Sacramento Philatelic Society
- Founded: 1914
- Founder: Arthur W. Spanton
- Type: not-for-profit organization
- Focus: stamp collecting / philately
- Location: Sacramento, California;
- Origins: Sacramento Stamp Society
- Region served: the Sacramento Valley
- Method: meetings, stamp shows, newsletter, sales circuit, silent bid sales, & philatelic library
- Members: 250
- Key people: president: Ernie Teays
- Subsidiaries: chapter of the American Philatelic Society
- Revenue: membership dues
- Website: Sacramento Philatelic Society

= Sacramento Philatelic Society =

The Sacramento Philatelic Society is an organization serving stamp collectors in the Sacramento area of California.

==History==
The club was founded in 1914 by Mr. A. W. Spanton, who posted an advertisement in the newspaper and received responses from twelve philatelists who then formed the club, which they called the Sacramento Stamp Society. The early club meetings were held at the YMCA. Later on, meetings were held at churches, schools, and any location they could find. The club grew quickly, and in 1961 the Sacramento Stamp Society became incorporated as the Sacramento Philatelic Society, Inc.
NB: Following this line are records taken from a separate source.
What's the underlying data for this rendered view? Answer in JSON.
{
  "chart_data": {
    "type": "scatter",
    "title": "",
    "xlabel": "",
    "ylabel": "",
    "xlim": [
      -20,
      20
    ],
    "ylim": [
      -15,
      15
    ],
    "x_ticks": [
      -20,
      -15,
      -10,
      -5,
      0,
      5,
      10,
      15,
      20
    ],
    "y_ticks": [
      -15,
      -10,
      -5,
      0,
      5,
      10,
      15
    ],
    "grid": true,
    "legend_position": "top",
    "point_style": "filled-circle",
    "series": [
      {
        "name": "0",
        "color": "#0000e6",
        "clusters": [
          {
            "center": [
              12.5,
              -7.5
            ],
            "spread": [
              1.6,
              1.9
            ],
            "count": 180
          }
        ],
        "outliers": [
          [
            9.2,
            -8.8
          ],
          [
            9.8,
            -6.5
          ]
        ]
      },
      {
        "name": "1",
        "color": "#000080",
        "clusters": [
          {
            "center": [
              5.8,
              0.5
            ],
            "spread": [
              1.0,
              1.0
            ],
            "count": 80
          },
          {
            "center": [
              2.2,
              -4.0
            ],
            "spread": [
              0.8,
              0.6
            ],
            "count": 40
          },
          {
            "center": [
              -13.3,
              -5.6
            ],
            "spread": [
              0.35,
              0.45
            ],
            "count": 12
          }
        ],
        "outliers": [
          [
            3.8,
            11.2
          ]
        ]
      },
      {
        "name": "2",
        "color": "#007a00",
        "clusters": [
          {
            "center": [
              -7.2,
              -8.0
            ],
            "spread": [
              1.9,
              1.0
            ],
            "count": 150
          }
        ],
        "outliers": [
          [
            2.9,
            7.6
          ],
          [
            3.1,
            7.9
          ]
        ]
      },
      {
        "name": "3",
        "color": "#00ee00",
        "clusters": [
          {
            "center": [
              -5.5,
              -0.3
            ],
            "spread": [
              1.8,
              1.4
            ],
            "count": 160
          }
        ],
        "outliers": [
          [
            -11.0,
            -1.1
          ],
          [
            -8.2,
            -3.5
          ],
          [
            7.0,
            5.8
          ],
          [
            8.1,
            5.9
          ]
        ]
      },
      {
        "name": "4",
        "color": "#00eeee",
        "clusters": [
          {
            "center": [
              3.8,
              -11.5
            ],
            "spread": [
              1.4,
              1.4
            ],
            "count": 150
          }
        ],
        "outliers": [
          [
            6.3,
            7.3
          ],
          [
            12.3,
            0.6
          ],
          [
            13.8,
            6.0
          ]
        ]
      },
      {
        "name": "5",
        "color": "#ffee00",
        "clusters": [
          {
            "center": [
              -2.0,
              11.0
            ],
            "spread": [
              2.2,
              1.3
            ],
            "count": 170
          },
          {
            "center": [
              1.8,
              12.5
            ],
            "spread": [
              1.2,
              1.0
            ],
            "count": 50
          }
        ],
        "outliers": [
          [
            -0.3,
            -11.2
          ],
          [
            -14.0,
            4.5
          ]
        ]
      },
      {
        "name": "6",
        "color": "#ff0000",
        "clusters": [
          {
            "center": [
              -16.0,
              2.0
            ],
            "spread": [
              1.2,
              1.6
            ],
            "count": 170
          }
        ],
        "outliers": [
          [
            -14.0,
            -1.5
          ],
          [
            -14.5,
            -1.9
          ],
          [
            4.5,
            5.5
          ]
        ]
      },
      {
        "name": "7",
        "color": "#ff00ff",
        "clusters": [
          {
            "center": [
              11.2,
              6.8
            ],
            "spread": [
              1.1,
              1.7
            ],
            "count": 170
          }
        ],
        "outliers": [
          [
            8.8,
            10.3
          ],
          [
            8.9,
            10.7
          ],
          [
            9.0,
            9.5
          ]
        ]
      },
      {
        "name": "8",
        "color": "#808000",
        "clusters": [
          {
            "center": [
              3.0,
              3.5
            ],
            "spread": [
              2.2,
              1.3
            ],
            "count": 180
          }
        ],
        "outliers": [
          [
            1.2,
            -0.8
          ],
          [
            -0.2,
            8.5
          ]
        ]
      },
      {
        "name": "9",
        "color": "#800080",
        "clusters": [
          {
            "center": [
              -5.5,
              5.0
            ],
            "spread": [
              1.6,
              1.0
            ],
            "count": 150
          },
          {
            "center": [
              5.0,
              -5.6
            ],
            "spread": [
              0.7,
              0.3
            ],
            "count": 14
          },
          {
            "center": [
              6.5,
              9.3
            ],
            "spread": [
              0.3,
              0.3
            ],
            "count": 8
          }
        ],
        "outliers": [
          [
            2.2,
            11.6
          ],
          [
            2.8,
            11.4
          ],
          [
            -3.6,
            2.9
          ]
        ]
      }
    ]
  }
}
The society publishes a bi-monthly newsletter, entitled The Philatelic Prospector.

==Location==
As of May 8, 2024, meetings are held at the Northminster Presbyterian Church, in Sacramento 95821, every Wednesday evening.

Meetings consist of club business, presentations, socialization, a sales circuit which is made available for attendees to shop at, and boxes of loose stamps which are made available for attendees to search through.

==Collection==
The Philatelic Society has approximately 1 million stamps, organized into 36 bins that they store as a group.

== SACAPEX==
The philatelic exhibition SACAPEX (Sacramento California Philatelic Exhibition) is sponsored by the society and is held annually.

==Organization==
The society operates by its set of by-laws. Elected officers are the president, vice president, treasurer, secretary, and members of the board of directors.